Le sable, nouvel allié des Pays-Bas dans leur combat contre la montée des eaux

digue Houtribdijk

Remblaiement avec du sable de la digue Houtribdijk aux Pays-Bas pour lutter contre les inondations © Rijkswaterstaat/AFP Peter LEENEN

A l’heure où le réchauffement climatique complique la lutte contre les risques d’inondations aux Pays-Bas, dont environ un tiers de la surface se trouve en dessous du niveau de la mer, les Néerlandais se réjouissent d’une nouvelle méthode qui transforme le sable en allié.

Bien que les constructions avec du sable soient souvent perçues comme instables, les Pays-Bas affirment avoir développé une technique permettant d’utiliser ce matériau pour renforcer l’une des digues les plus importantes du pays, devenue vulnérable face à la montée des eaux.

Le projet, lancé en 2017, consiste à déverser du sable contre la digue afin de créer une sorte de barrière naturelle servant à prévenir le risque d’inondations.
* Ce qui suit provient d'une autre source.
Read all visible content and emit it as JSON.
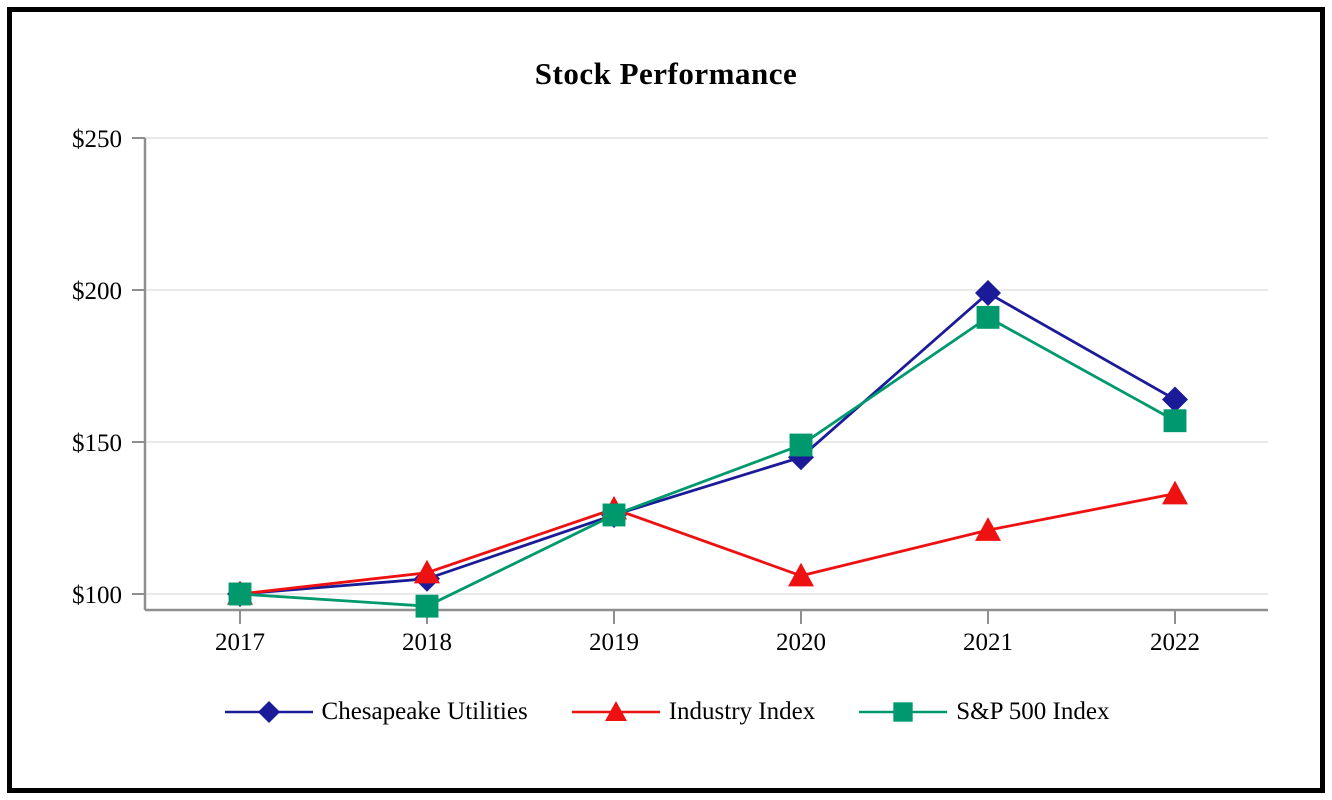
{
  "chart_data": {
    "type": "line",
    "title": "Stock Performance",
    "categories": [
      "2017",
      "2018",
      "2019",
      "2020",
      "2021",
      "2022"
    ],
    "y_ticks": [
      100,
      150,
      200,
      250
    ],
    "y_tick_labels": [
      "$100",
      "$150",
      "$200",
      "$250"
    ],
    "ylim": [
      96,
      250
    ],
    "xlabel": "",
    "ylabel": "",
    "grid": "horizontal",
    "legend_position": "bottom",
    "series": [
      {
        "name": "Chesapeake Utilities",
        "marker": "diamond",
        "color": "#1b1b99",
        "values": [
          100,
          105,
          126,
          145,
          199,
          164
        ]
      },
      {
        "name": "Industry Index",
        "marker": "triangle",
        "color": "#ee1111",
        "values": [
          100,
          107,
          128,
          106,
          121,
          133
        ]
      },
      {
        "name": "S&P 500 Index",
        "marker": "square",
        "color": "#00996d",
        "values": [
          100,
          96,
          126,
          149,
          191,
          157
        ]
      }
    ]
  },
  "style_colors": {
    "gridline": "#e9e9e9",
    "axis": "#8f8f8f",
    "tick": "#8f8f8f",
    "text": "#000000"
  }
}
Alors que la COP25 a lieu actuellement à Madrid pour discuter des problèmes liés au climat, les Néerlandais envisagent d’exporter leur idée à l’étranger, la montée des eaux causée par le réchauffement climatique menaçant un nombre croissant de pays.

La digue en question, appelée Houtribdijk, est l’un des principaux moyens de défense contre les inondations aux Pays-Bas depuis sa création il y a plus de 40 ans.

Sa construction a débuté en 1963, dix ans après qu’un gigantesque raz-de-marée a causé la mort de quelque 1.800 personnes aux Pays-Bas.

La digue Houtribdijk a été conçue pour casser les vagues arrivant de l’Ijsselmeer, un grand lac au nord du pays qui permet de réguler le niveau des flots. Sa création a fait naître un deuxième lac, le Markermeer.

Les experts ont toutefois remarqué ces dernières années que la digue, longue de 25 kilomètres, ne répondait plus aux normes de sécurité et nécessitait un renforcement urgent.

« Nous avions un dilemme. Il n’y a pas de roches aux Pays-Bas. Il aurait fallu les importer à grands frais depuis des pays comme la Norvège », explique à l’AFP Stefan Aarninkhof, professeur spécialisé dans l’hydraulique à l’Université de technologie de Delft.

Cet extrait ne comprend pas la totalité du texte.